Las casas eran curiosas, con sus pequeñas ventanas dispuestas al azar, y sus techos quinchados con varillas de hurbah, verdes de musgo y líquenes. Había sido antaño una isla próspera, entre las islas de los Confines, y esa prosperidad se advertía aún en las casas bien pintadas y adornadas, en las grandes ruecas y telares de las cabañas y cobertizos, y en los muelles de piedra del pequeño puerto de Sosara, donde hubieran podido atracar varios galeones mercantes. Pero no había galeones en el puerto. La pintura de las casas estaba descolorida, no había muebles nuevos, y la mayor parte de las ruecas y los telares estaban inmóviles, cubiertos de polvo, con telarañas entre pedal y pedal, entre el lienzo y el bastidor.

—¿Hechiceros? —dijo el alcalde de la aldea de Sosara, un hombre bajo, con una cara tan oscura y endurecida como las plantas de sus pies desnudos—. No hay hechiceros en Lorbanería. Ni los ha habido nunca.

—¡Quién lo hubiera pensado! —dijo Gavilán, como sorprendido. Estaba sentado con unos ocho o nueve aldeanos, bebiendo vino de bayas de hurbah, un brebaje claro y amargo.

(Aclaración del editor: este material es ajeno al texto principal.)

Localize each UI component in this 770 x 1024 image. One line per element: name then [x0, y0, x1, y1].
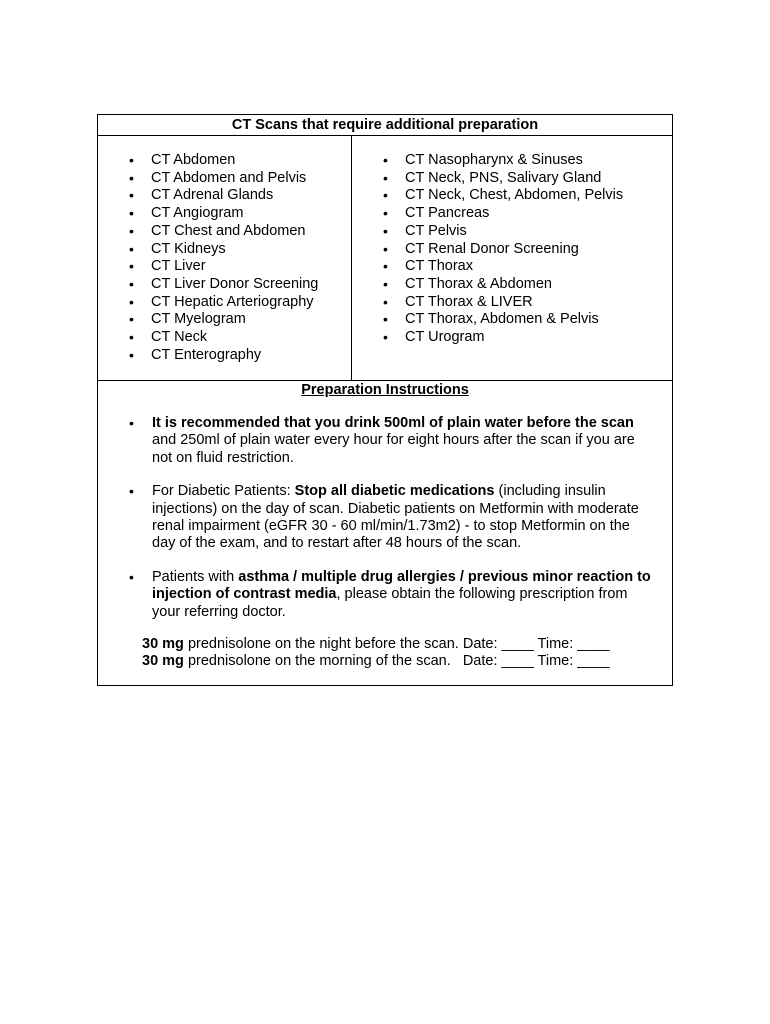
ct-preparation-table	[97, 114, 673, 686]
prescription-dose: 30 mg	[142, 636, 184, 653]
instruction-diabetic-bold: Stop all diabetic medications	[294, 483, 495, 500]
instruction-diabetic-text: (including insulin injections) on the day of scan. Diabetic patients on Metformin with moderate renal impairment (eGFR 30 - 60 ml/min/1.73m2) - to stop Metformin on the day of the exam, and to restart after 48 hours of the scan.	[152, 483, 639, 552]
scan-item: • CT Thorax & LIVER	[352, 294, 672, 312]
scan-item: • CT Pelvis	[352, 223, 672, 241]
scan-item: • CT Myelogram	[98, 311, 351, 329]
scan-item: • CT Adrenal Glands	[98, 187, 351, 205]
scan-item: • CT Enterography	[98, 347, 351, 365]
scan-item: • CT Abdomen and Pelvis	[98, 170, 351, 188]
prescription-morning	[142, 653, 672, 670]
scan-item: • CT Liver	[98, 258, 351, 276]
scan-item: • CT Neck, PNS, Salivary Gland	[352, 170, 672, 188]
instruction-water-bold: It is recommended that you drink 500ml of plain water before the scan	[152, 415, 634, 431]
scan-item: • CT Pancreas	[352, 205, 672, 223]
instruction-water	[98, 415, 672, 467]
scan-item: • CT Thorax	[352, 258, 672, 276]
prescription-night	[142, 636, 672, 653]
instruction-asthma-bold: asthma / multiple drug allergies / previous minor reaction to injection of contrast media	[152, 568, 651, 603]
preparation-section	[98, 381, 672, 685]
instruction-diabetic-lead: For Diabetic Patients:	[152, 483, 295, 500]
scan-item: • CT Abdomen	[98, 152, 351, 170]
scan-item: • CT Neck	[98, 329, 351, 347]
table-title: CT Scans that require additional preparation	[98, 115, 672, 136]
scan-item: • CT Nasopharynx & Sinuses	[352, 152, 672, 170]
scan-item: • CT Chest and Abdomen	[98, 223, 351, 241]
scan-item: • CT Neck, Chest, Abdomen, Pelvis	[352, 187, 672, 205]
scan-item: • CT Liver Donor Screening	[98, 276, 351, 294]
scan-item: • CT Thorax & Abdomen	[352, 276, 672, 294]
scan-list-right	[352, 136, 672, 380]
scan-item: • CT Hepatic Arteriography	[98, 294, 351, 312]
scan-item: • CT Renal Donor Screening	[352, 241, 672, 259]
instruction-asthma	[98, 569, 672, 621]
scan-item: • CT Kidneys	[98, 241, 351, 259]
instruction-asthma-lead: Patients with	[152, 568, 239, 585]
instruction-list	[98, 415, 672, 621]
prescription-text: prednisolone on the night before the scan. Date: ____ Time: ____	[183, 636, 610, 653]
scan-list-left	[98, 136, 352, 380]
preparation-title: Preparation Instructions	[301, 382, 469, 398]
scan-item: • CT Urogram	[352, 329, 672, 347]
instruction-asthma-text: , please obtain the following prescription from your referring doctor.	[152, 586, 628, 620]
prescription-text: prednisolone on the morning of the scan. Date: ____ Time: ____	[183, 653, 610, 670]
instruction-water-text: and 250ml of plain water every hour for eight hours after the scan if you are not on fluid restriction.	[152, 432, 635, 466]
prescription-lines	[98, 636, 672, 671]
scan-item: • CT Angiogram	[98, 205, 351, 223]
scan-item: • CT Thorax, Abdomen & Pelvis	[352, 311, 672, 329]
instruction-diabetic	[98, 483, 672, 553]
prescription-dose: 30 mg	[142, 653, 184, 670]
scan-list-row	[98, 136, 672, 381]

Les había dicho, por supuesto, que viajaba por el Confín Austral en busca de la piedra emel, pero ni él ni su compañero estaban disfrazados, aunque Arren, como de costumbre, había dejado la espada escondida en la barca; y si Gavilán llevaba la vara consigo, no la tenía a la vista. Los aldeanos se habían mostrado hoscos y hostiles al principio, y parecían dispuestos a volverse otra vez hoscos y hostiles en cualquier momento; sólo el ingenio y la autoridad de Gavilán habían logrado forzar en ellos una aceptación reticente—. Hombres portentosos con los árboles debéis de tener —decía ahora—. ¿Qué hacen cuando cae en los huertos una helada tardía?

—Nada —dijo un hombre flaco en el extremo de la línea de aldeanos. Estaban todos sentados en una hilera, de espaldas contra la pared de la posada, bajo los aleros de quincha. Casi salpicándoles los pies desnudos, la abundante y suave lluvia de abril tamborileaba contra el suelo.

—La lluvia es el peligro, no la helada —señaló el alcalde—. Pudre los capullos de los gusanos. Nadie puede impedir que llueva. Ni ha podido, nunca. —Detestaba a los hechiceros y la hechicería; algunos de los otros parecían más astutos.

—Nunca llovía en esta época —dijo uno de ellos— cuando el viejo vivía.

—¿Quién? ¿El viejo Mildi? Bueno, ya no está vivo. Está muerto —dijo el alcalde.

—Lo llamábamos el Hortelano —dijo el hombre flaco.

—Sí. Lo llamábamos el Hortelano —dijo otro. El silencio cayó, como la lluvia.

Detrás de la ventana estaba sentado Arren. Había encontrado un viejo laúd colgado en la pared, uno de esos laúdes de tres cuerdas y mástil largo que tocan los habitantes de la Isla de la Seda, y estaba probándolo en ese momento, aprendiendo a arrancarle su música, no mucho más alta que el sonido de la lluvia sobre la quincha.

—En los mercados de Hortburgo —dijo Gavilán— he visto telas que se vendían como sedas de Lorbanería. Algunas eran seda. Pero ninguna era seda de Lorbanería.

—Las cosechas han sido magras —dijo el hombre flaco—. Cuatro años, cinco ahora.

—Cinco años ya, cinco desde la Víspera de la Tregua —dijo un hombre viejo con una voz satisfecha, machacona—, que murió el viejo Mildi, sí, se murió, y con menos años que yo ahora. Murió en la Víspera de la Tregua, sí, se murió.

—La escasez hace subir los precios —dijo el alcalde—. Por un rollo de semifina teñida de azul obtenemos ahora lo que antes sacábamos por tres.